In sum, Delcath never seems to receive any love from investors. I am fully aware of the sad history PRIOR to new management taking over. But it simply is not the same company as before, yet somehow the stock price is lower today than the day prior to obtaining FDA approval. It has been a tough market for microcap healthcare stocks and clearly the hedge fund shareholders who participated in the $85.0 m financing have proven toxic as long-term shareholders. I definitely have considered whether these hedge funds have superior insights or knowledge which I am missing in my analysis.

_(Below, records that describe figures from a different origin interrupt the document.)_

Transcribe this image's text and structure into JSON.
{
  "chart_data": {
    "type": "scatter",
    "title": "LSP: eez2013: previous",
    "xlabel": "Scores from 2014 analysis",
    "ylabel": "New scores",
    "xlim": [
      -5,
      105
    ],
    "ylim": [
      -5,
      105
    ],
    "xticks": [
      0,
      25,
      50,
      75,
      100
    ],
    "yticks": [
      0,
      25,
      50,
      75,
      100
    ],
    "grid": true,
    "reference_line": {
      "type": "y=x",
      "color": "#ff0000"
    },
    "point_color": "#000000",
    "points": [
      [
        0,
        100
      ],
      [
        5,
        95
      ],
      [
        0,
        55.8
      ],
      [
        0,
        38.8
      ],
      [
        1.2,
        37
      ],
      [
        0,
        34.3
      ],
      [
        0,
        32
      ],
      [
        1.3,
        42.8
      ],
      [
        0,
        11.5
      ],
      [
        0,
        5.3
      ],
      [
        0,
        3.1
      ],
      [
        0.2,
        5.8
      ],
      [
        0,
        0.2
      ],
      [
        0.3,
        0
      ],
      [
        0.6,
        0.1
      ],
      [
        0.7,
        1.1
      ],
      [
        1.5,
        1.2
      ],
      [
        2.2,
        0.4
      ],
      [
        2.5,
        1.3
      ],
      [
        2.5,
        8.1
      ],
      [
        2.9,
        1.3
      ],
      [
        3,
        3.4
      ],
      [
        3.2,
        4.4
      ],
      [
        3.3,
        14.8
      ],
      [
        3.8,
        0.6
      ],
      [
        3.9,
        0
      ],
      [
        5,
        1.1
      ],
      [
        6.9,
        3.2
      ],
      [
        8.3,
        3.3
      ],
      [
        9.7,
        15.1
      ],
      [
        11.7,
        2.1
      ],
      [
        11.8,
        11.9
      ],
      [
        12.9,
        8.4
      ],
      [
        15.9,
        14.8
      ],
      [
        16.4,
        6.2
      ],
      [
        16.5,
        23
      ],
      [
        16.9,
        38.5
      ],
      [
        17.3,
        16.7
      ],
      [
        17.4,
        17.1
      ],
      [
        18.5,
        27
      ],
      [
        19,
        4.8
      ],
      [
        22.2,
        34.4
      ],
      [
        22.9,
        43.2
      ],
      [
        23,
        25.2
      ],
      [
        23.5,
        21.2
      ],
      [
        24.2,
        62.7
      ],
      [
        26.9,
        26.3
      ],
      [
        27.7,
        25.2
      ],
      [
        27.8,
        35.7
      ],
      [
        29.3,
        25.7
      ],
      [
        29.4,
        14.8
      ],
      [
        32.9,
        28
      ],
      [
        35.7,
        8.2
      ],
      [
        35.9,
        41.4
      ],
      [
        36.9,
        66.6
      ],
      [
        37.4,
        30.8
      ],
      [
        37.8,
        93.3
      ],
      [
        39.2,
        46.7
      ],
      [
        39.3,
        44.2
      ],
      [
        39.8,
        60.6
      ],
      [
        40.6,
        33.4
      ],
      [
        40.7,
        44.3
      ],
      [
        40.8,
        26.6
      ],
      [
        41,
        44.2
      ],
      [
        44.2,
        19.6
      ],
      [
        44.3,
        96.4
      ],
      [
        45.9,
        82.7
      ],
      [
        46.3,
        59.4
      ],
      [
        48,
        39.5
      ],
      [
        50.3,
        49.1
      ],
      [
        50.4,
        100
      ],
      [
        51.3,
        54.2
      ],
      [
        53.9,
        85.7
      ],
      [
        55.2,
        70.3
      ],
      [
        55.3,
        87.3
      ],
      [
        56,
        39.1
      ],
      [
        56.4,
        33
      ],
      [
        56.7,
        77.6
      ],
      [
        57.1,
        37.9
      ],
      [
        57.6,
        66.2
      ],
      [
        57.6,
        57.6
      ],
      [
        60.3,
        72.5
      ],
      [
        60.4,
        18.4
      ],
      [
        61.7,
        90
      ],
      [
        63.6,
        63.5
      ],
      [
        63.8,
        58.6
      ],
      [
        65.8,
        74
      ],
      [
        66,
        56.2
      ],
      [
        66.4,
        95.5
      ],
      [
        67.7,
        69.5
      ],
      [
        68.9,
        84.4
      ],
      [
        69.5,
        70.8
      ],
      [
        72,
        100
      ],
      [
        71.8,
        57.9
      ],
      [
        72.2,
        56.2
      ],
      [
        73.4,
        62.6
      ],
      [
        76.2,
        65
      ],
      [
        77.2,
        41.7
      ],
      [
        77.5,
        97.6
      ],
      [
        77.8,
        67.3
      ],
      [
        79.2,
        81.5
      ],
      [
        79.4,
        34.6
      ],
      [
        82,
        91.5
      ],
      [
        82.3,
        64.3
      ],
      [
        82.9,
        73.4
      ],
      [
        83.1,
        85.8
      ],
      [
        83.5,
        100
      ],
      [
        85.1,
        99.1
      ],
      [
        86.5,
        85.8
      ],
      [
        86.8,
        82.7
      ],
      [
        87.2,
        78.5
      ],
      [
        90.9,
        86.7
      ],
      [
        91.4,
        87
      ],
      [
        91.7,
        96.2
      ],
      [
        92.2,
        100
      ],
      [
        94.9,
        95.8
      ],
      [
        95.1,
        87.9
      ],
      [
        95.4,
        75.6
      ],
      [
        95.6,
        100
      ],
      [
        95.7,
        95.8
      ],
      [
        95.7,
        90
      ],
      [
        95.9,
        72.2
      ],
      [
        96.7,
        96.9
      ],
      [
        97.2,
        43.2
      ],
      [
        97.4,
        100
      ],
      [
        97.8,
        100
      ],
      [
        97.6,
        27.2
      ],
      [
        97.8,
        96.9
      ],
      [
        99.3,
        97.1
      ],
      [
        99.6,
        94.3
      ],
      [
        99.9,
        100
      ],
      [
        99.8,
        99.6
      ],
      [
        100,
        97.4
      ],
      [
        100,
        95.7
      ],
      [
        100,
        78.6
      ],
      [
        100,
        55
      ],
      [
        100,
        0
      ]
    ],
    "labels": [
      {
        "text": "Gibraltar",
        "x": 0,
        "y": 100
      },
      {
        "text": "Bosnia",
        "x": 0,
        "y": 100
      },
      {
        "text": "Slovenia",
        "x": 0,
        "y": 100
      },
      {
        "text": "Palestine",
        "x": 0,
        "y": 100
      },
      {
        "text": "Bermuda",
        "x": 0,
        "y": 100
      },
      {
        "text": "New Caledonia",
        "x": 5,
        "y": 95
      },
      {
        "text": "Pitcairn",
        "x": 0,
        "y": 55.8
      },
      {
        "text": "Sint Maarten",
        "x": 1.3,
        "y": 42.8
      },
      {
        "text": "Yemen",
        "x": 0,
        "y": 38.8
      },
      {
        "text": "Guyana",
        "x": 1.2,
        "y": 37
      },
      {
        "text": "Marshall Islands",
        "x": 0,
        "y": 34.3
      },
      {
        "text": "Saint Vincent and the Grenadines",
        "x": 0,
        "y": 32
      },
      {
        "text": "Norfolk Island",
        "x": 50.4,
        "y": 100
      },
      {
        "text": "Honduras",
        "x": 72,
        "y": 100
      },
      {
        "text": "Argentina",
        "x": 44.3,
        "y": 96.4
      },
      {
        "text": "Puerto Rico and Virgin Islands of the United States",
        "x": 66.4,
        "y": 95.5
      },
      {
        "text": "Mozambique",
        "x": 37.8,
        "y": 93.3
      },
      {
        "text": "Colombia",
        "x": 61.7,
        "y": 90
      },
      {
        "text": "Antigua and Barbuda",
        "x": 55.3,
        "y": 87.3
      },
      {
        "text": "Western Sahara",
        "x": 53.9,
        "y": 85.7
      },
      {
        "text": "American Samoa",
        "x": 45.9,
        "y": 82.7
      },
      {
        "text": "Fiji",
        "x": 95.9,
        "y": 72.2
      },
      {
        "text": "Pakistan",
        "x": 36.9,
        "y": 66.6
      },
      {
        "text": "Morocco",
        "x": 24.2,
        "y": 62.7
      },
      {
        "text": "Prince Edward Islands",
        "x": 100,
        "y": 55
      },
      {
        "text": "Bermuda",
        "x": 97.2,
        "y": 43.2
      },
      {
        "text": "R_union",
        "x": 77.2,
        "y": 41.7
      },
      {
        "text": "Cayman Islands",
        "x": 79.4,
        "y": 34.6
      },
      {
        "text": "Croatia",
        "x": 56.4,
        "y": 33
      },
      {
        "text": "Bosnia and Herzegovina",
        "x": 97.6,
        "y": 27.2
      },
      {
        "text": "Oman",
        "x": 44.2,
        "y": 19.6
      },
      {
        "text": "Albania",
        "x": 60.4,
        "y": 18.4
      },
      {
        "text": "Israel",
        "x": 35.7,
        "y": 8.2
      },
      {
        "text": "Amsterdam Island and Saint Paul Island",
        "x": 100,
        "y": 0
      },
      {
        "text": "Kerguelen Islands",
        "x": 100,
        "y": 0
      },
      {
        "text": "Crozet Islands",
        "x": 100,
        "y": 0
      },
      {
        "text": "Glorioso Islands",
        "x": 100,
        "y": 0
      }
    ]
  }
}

But when I review and review again the bull case and consider the bear concerns past and present (quality of FOCUS trial results, whether Neopharma mephalan issues was going to cause a CRL, whether the launch will be a failure, whether future financing needs are a major challenge), I remain as convinced as ever that Delcath has minimal downside and substantial upside potential at the current valuation based solely on the mUm opportunity. I look forward to the FY24 launch and believe it is very likely that current Street consensus estimates are too low and that investor concerns over the need for additional dilutive financing are overblown.